In short, I’m reading in some safety-related text descriptions. The tab-delimited input file contains a column labeled “text” that holds the recorded safety event descriptions. From this, I want to manually highlight terms associated with the entity BUGBITE. I can’t find a lot of information on this so this is what I did…
- create a SQLlite table called “my_table”
- prodigy ner.manual my_table en_core_web_lg bug_testing.txt --label BUGBITE
- prodigy terms.to-patterns my_table my_patterns.jsonl --label BUGBITE
I look at the JSON file (excerpt below) and it does not look how I would expect… Each entity is associated with the entire record, not the individual manually highlighted terms. I assume it is user error on my part, but I can’t tell what I did wrong.
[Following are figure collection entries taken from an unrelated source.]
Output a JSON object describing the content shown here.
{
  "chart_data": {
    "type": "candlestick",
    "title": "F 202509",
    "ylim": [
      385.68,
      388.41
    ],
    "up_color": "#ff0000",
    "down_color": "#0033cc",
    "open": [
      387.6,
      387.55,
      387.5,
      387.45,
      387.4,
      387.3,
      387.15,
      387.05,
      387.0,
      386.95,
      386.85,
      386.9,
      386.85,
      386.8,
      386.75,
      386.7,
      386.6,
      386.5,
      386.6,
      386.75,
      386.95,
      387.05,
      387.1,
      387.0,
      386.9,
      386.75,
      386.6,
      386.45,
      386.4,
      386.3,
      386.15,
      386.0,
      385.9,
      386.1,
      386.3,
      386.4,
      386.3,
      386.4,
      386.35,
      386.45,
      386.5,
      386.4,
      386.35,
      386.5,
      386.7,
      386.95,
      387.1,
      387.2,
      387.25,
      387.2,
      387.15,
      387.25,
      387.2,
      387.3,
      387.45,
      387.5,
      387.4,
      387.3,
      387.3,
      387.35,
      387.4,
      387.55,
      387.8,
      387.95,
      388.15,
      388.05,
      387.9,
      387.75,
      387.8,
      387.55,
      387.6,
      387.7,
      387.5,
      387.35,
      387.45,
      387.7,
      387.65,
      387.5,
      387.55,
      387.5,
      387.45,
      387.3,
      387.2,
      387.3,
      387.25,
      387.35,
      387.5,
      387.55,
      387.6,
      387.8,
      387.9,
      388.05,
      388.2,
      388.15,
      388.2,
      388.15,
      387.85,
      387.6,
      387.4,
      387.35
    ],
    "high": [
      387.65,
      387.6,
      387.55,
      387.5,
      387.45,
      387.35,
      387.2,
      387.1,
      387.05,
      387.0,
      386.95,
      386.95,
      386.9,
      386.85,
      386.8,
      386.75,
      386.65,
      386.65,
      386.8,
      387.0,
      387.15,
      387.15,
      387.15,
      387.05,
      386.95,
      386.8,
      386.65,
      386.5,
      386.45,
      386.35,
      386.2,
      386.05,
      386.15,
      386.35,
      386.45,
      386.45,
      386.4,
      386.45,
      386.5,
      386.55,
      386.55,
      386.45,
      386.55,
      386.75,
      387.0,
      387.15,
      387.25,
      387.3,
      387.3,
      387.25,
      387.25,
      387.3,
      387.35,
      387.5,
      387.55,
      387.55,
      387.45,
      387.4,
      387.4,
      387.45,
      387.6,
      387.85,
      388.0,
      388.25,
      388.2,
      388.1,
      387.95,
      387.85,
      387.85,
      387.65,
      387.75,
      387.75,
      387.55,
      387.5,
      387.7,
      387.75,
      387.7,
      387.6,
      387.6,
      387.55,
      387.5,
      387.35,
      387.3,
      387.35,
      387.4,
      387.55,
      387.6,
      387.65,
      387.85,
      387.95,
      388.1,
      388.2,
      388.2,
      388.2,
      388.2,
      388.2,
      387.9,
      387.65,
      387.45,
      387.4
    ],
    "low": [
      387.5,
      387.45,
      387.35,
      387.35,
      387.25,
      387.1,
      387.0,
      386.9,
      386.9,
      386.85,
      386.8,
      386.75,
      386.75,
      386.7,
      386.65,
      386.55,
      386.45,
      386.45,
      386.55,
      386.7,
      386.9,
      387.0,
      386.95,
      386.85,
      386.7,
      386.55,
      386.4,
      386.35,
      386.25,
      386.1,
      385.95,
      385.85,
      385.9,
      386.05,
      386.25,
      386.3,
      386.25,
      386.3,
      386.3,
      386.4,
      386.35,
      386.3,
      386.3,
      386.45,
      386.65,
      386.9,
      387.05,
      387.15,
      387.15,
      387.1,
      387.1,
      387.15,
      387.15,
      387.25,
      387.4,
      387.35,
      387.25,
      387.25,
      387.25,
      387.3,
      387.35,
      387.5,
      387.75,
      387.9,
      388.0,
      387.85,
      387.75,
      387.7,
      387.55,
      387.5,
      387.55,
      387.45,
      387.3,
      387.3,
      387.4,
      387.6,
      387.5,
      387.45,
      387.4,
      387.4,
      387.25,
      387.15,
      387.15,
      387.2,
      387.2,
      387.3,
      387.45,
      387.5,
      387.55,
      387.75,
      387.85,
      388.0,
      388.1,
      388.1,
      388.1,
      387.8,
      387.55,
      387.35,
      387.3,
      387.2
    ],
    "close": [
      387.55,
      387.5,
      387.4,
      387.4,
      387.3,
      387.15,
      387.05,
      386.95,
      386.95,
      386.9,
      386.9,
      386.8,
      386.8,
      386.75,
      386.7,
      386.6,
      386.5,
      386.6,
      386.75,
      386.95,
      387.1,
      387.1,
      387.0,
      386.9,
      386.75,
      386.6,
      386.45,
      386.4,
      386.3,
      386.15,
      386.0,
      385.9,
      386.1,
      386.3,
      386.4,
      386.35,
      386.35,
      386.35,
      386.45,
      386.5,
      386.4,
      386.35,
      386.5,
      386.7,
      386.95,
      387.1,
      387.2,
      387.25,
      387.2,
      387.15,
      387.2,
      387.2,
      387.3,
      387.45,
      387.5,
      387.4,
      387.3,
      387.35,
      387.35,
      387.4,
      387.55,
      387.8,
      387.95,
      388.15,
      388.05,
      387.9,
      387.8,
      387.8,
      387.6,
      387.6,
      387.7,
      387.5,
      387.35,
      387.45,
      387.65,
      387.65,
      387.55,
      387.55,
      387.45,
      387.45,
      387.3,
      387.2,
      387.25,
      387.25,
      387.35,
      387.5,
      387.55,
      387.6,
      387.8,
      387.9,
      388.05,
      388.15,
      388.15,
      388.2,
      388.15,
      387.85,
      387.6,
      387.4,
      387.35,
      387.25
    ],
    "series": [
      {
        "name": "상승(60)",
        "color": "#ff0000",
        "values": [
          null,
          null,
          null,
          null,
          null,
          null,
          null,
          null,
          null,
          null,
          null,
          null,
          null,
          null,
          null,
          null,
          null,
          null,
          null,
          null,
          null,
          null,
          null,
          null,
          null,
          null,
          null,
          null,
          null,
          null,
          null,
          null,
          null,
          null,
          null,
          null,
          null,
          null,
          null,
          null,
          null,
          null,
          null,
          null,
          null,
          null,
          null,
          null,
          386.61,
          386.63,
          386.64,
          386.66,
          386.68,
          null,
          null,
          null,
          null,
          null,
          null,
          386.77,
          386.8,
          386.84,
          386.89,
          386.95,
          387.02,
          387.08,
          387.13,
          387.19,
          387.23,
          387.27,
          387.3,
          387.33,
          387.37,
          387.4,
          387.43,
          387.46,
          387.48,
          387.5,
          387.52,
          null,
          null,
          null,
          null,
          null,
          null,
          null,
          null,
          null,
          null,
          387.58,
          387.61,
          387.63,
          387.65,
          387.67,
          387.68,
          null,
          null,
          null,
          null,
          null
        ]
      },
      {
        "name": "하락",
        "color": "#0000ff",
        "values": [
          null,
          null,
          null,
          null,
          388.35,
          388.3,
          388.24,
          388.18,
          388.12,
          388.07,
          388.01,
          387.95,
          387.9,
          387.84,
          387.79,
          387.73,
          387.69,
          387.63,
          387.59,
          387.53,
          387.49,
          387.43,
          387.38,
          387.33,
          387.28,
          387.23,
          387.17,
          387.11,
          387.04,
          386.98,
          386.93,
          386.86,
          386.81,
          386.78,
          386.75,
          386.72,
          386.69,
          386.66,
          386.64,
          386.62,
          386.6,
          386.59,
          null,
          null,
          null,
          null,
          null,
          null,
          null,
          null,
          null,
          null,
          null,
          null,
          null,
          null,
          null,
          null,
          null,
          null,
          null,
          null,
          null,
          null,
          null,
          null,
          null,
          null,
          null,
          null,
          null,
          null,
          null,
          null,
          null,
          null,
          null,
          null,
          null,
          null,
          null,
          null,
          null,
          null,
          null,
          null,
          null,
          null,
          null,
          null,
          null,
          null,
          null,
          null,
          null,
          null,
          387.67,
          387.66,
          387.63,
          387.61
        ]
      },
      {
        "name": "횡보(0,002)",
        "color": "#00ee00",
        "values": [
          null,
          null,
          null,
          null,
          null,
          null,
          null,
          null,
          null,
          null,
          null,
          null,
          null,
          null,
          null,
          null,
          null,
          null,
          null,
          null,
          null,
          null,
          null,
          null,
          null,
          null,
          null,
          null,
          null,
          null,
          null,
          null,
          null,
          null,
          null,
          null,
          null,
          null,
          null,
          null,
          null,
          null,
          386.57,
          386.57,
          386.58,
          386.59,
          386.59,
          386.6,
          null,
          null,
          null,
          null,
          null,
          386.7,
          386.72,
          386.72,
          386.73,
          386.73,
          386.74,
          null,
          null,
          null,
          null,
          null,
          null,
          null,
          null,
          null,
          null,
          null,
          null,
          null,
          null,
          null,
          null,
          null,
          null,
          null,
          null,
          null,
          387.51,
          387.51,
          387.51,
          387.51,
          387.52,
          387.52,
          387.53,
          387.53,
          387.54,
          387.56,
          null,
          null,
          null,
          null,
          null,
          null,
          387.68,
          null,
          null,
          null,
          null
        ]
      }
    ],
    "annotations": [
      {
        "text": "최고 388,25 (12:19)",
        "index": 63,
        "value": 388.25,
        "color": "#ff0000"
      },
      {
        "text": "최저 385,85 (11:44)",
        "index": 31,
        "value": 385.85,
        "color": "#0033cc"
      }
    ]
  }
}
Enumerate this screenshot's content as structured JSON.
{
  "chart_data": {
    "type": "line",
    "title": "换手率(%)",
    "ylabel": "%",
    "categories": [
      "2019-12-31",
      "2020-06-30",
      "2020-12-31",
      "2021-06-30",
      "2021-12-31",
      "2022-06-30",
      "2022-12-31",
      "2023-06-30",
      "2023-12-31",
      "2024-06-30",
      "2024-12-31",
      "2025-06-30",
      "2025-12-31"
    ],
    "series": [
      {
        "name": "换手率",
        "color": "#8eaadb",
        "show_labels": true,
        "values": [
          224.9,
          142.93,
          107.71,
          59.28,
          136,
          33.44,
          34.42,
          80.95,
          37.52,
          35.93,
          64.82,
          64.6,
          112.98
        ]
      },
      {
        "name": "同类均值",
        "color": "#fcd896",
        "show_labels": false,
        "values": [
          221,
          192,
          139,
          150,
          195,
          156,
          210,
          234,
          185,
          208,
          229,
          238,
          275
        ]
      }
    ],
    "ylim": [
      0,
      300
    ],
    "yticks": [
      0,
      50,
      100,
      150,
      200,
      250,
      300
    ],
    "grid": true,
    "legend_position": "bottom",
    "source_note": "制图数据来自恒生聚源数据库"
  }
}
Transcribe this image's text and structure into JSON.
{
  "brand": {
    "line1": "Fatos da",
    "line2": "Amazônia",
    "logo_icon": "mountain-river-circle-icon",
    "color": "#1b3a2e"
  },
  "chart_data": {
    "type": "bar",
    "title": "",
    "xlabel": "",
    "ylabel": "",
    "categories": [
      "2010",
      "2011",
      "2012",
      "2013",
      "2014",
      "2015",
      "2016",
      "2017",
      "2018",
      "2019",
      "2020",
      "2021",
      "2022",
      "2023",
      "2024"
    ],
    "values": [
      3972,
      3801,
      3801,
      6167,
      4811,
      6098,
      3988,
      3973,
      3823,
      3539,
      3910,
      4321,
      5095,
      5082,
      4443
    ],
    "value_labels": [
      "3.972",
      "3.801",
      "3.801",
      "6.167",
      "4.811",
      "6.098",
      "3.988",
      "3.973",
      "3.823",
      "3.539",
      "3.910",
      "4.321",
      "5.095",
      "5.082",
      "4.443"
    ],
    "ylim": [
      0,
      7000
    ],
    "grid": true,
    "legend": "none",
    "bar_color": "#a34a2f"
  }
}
{“label”:“BUGBITE”,“pattern”:[{“lower”:“While heating up bolts on GT9 in preparation to break loose with a Hytorc, the employee noticed irritation on his right knee. The next day the employee reported the potential of receiving a spider or insect bite the previous night.”}]}
{“label”:“BUGBITE”,“pattern”:[{“lower”:“2011-04-05T00:00:00Z\t"While performing a task in the Lube Oil Shed. Technician needed a hand tool from his tool bag. While reaching into his tool bag, he noticed a large black widow nesting in the tools. The tool bag was used the day before and the insect was not there. The Black Widow had entered the tool bag with in a 14 hour span. Not sure if spider came from laying the tool bag on the lube shed floor for a short time or the locker room, were the tool bag is daily stored.”"}]}
Note that when I run ‘’ then I get the below, which is what I would expect from the annotating process (at least based on your tutorials / videos):
{“label”:“BUGBITE”,“pattern”:[{“lower”:“bite”}]}
{“label”:“BUGBITE”,“pattern”:[{“lower”:“bug”}]}
{“label”:“BUGBITE”,“pattern”:[{“lower”:“insect”}]}
Needless to say, nothing seems to work right after these steps, probably due to the incorrect formatting of the JSON patterns…
Any help is much appreciated!
Thanks,
-rich